We ate, we laughed, we ran around and played freeze tag and duck, duck, goose, and we watched spring clouds amble by while imagining stories for each of their shapes.
The whole day has felt like a dream, and I’m trying not to dread the waking.
I straighten up the blankets we used and toss them into the basket full of cozy things at one end of the couch, then set the remote where I now know it goes.
A second later, I hear Grant quietly descend the stairs and enter the room, eying me with confusion.

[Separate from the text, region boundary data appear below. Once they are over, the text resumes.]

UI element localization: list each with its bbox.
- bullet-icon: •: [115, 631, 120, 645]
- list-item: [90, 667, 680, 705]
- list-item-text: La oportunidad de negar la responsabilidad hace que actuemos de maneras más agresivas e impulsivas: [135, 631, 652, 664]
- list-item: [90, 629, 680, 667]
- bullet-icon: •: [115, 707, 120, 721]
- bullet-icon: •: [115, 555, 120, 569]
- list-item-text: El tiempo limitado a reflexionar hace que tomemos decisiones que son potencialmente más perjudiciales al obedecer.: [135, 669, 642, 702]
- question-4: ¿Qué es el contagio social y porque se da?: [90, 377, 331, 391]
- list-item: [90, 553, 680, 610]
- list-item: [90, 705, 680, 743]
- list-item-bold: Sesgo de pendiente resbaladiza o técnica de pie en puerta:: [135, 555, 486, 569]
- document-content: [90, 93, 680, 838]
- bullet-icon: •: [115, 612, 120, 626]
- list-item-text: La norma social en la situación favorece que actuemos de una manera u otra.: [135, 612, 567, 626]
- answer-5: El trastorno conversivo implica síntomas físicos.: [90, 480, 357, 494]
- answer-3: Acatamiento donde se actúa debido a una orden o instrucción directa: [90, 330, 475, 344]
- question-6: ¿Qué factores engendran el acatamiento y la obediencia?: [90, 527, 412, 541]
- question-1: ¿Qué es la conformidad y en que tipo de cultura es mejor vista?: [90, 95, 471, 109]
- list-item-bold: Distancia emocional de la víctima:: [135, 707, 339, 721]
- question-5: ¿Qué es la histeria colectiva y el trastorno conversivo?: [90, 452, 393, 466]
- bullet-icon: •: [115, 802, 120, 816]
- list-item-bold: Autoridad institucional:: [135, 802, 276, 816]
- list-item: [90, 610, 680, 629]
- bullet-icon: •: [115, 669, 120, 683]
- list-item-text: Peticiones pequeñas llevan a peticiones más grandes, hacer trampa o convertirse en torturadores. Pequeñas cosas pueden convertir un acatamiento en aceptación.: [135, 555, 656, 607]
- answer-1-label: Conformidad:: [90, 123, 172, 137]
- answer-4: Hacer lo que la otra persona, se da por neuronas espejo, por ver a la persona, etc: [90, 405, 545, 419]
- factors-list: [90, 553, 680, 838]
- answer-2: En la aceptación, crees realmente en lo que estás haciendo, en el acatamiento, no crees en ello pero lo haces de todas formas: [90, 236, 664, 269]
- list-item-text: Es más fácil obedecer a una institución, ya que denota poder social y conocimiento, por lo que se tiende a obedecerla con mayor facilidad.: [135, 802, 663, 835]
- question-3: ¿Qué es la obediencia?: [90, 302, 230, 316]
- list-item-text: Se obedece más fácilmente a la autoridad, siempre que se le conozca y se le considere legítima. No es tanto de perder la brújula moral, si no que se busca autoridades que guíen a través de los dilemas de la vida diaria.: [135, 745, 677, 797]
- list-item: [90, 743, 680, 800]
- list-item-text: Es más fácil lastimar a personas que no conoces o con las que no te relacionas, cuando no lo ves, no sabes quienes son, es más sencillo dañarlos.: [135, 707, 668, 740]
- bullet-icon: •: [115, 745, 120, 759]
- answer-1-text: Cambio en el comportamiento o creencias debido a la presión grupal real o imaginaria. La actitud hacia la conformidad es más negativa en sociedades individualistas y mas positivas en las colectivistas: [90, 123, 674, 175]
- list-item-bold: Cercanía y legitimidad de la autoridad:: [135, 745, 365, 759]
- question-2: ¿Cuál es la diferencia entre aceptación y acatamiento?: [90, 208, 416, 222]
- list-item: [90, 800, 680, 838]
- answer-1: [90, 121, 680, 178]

“They get to bed okay?” I know they have, but I am suddenly keenly aware I’m not sure what happens now and it’s made me nervous.
Should I already be at the door? Have I overstayed my welcome by being here until the girls fall asleep?
I don’t think so, but what do I know? Usually, he comes to me, or we sit outside after the girls are asleep, or we simply text each other this time of night.
I’m never here, getting a glimpse into the simple intimacies of his single dad life.
“Didn’t I tell you to stay there?” He walks directly to me and takes my purse from my hand, an all too familiar scowl on his face.
I hide my grin because this bossy grump would’ve infuriated me months ago, but now I’ll admit I kind of like it.
“You need to go?”
He’s still studying me, and my humor shifts.
“I—no. I just wasn’t sure if…” My cheeks burn and I feel tired. “I don’t know what to do now.”
He tosses my purse on the couch and cups my face in his hands in that way that says he has nothing else to do and there’s nowhere else he’d rather be than to simply stay right here with me.
“I want to spend more time together, just you and me. Thought we could watch a movie and cuddle on the couch if you’re up to it. But I know today has been a lot, so if it’s too much, say the word.”
“It’s not. I’d love to stay.”
“Good. I want as much of you as I can get. And tomorrow I work, and so do you, so even though it’s going to mean I go to bed late, I want a little more time.”
My heart cracks open at his words. Such simple words, but they have the power to make or break things. And right now, they’re making everything right. “That’s perfect. Yes, please.”
So we stay cuddled on the couch sharing a blanket. He kisses me once, softly, then a little more, until he pulls away and shakes his head at himself. “Can’t keep up with that or we’ll end up in trouble.”
I know what he means. We’ve had a perfect day with the girls, and I don’t want them waking up to find us in a situation that would traumatize them.
I want more of Grant, but the beauty here is, it’s not only physical.
It’s not only desire and need, but a deep sense of contentment and peace and rightness with him.
It’s love.
As wild as it is to acknowledge that, I can’t pretend it’s anything else. Nor would I want it to be.
When I do leave, it’s reluctantly, but also with the assurance that we’ll see each other tomorrow, and we’ll make plans for the next time we both have a day off, and I’ve promised I’ll join him and the rest of the Ryan crew for Friday night dinner.
I walk home under the pitch-black sky glinting with glittering stars and I am full, grateful, and happy.
And there’s only a tiny part of me that thinks it’s all too good to be true.